Не могу сказать, что мне нравилось быть у него на посылках, но я исходил из того, что худой мир лучше доброй ссоры, и по возможности соблюдал нейтралитет. Короче говоря, я пошел. Официально, через калитку. Чтобы подойти к двери, ведущей на веранду, нужно было обогнуть дом. Огромные, почти до полу, окна были распахнуты, и в одном из них я увидел странную сцену, тотчас же полностью приковавшую мое внимание. Высокий, широкоплечий человек, лет тридцати, с военной выправкой, старательно двигал с места на место тяжелую мебель. Странным было, разумеется, не это, а выражение его лица. Создавалось впечатление, что ему абсолютно безразлично, куда и что двигать. Он смотрел не туда, куда перемещал очередной шкаф, а совсем в другую сторону. Оставалось только удивляться, как это он до сих пор ничего не порушил. Я переместился чуть дальше вдоль окна и понял, куда он смотрит. В нескольких шагах от него стояла девушка и, не говоря ни слова, указывала пальцем на тот или иной предмет, а потом тыкала тем же пальцем в пространство, указывая направление перемещения. Ну вот как это объяснить? Уже в одном этом жесте было что-то такое, что заставило меня остановиться, разинув рот.

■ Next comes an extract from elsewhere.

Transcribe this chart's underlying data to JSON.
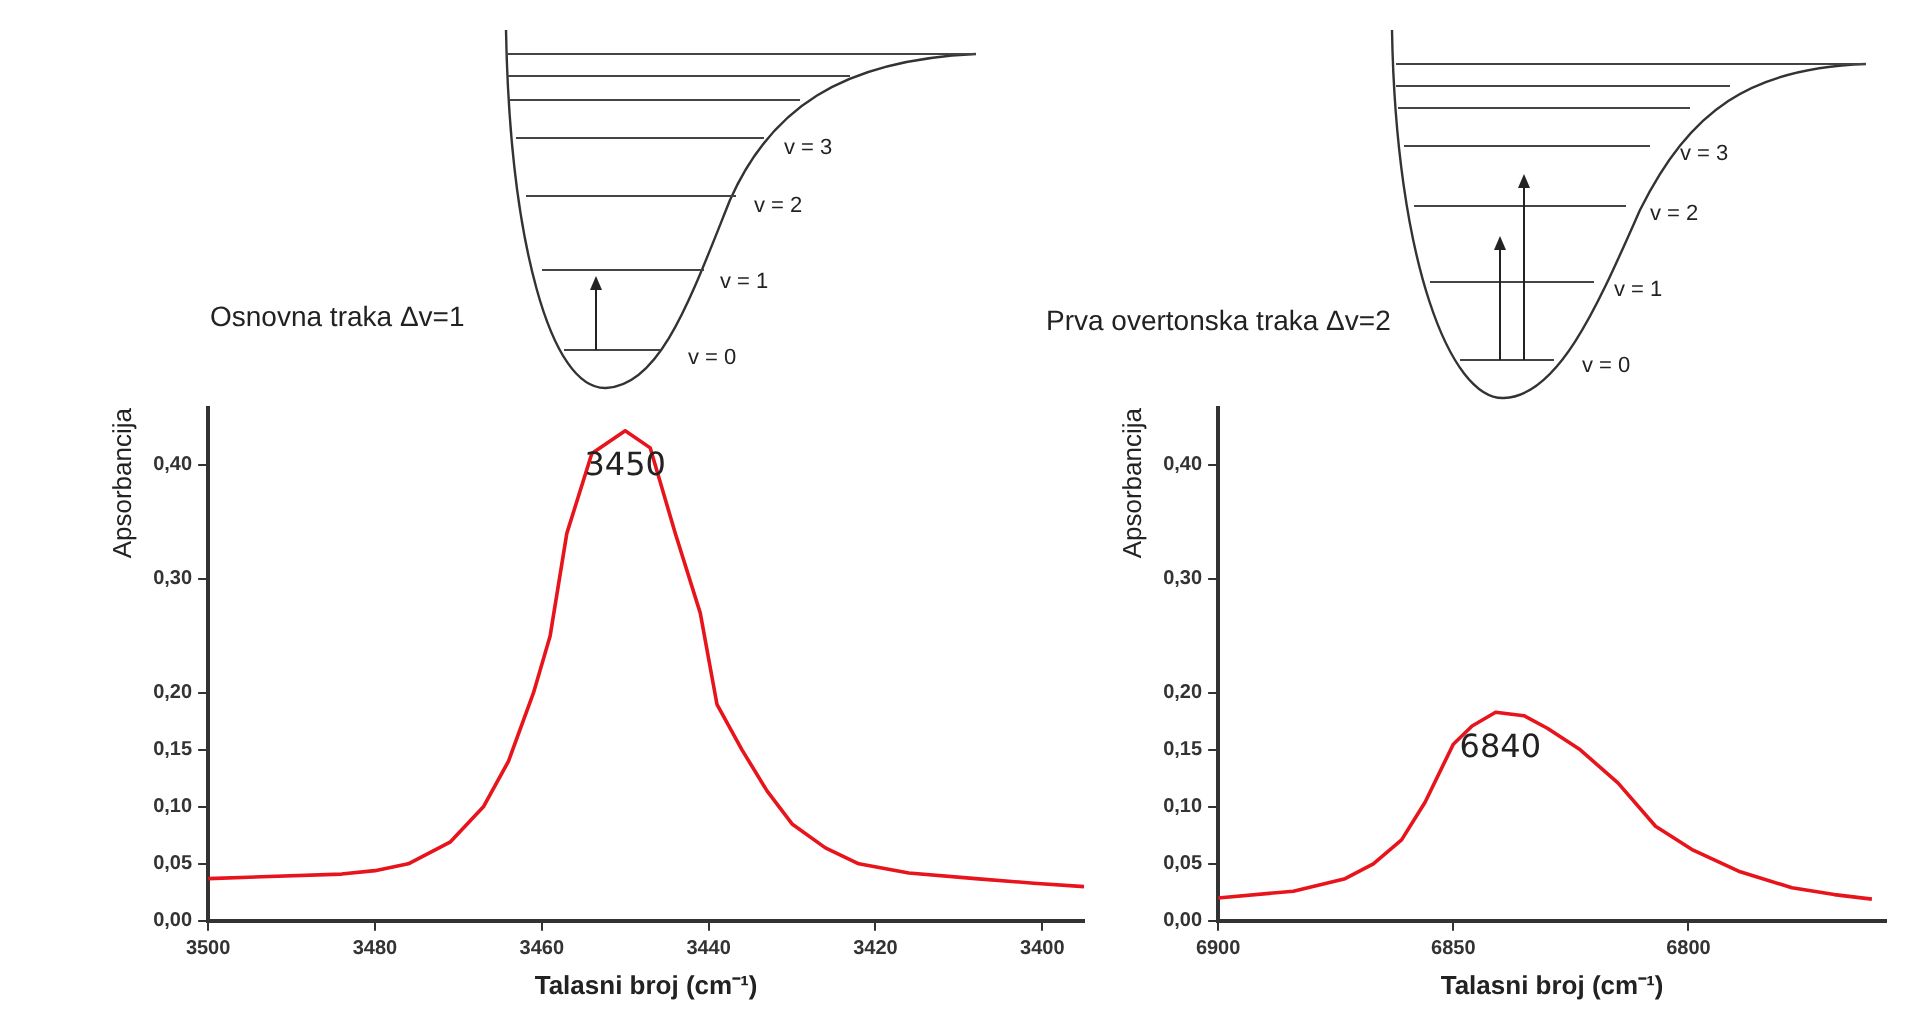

В конце концов она меня заметила и удивленно подняла брови. Темно-шоколадные глаза уставились прямо на меня. Я вздрогнул — и опомнился. Мне не оставалось ничего другого, как войти в дверь и представиться официально. Так состоялось наше с Ольгой знакомство.
Теперь, по законам жанра, следует описать ее внешность. А это для меня как раз большая трудность. Во-первых, я вообще не умею описывать внешность. А во-вторых — и в-главных — Ольгин образ в моем сознании двоится, расслаивается, распадается на две части — до и после. Ольга «до» — беззаботная, кокетливая, бесконечно уверенная в себе… Хозяйка «салона», повелевающая рабами мужского пола — и все в таком духе… Ольга «после» — маленькая заплутавшая девочка, заплаканная, перепуганная, жаждущая помощи и совета. Мадам Рекамье в одночасье превратилась в Красную Шапочку. Вторая Ольга заслонила в моем сознании первую, и сквозь эту, вторую, я уже не мог понять, что сводило меня с ума в первой. Морок, не иначе… В свое оправдание могу сказать, что тот же морок одолел людей постарше и поопытнее меня.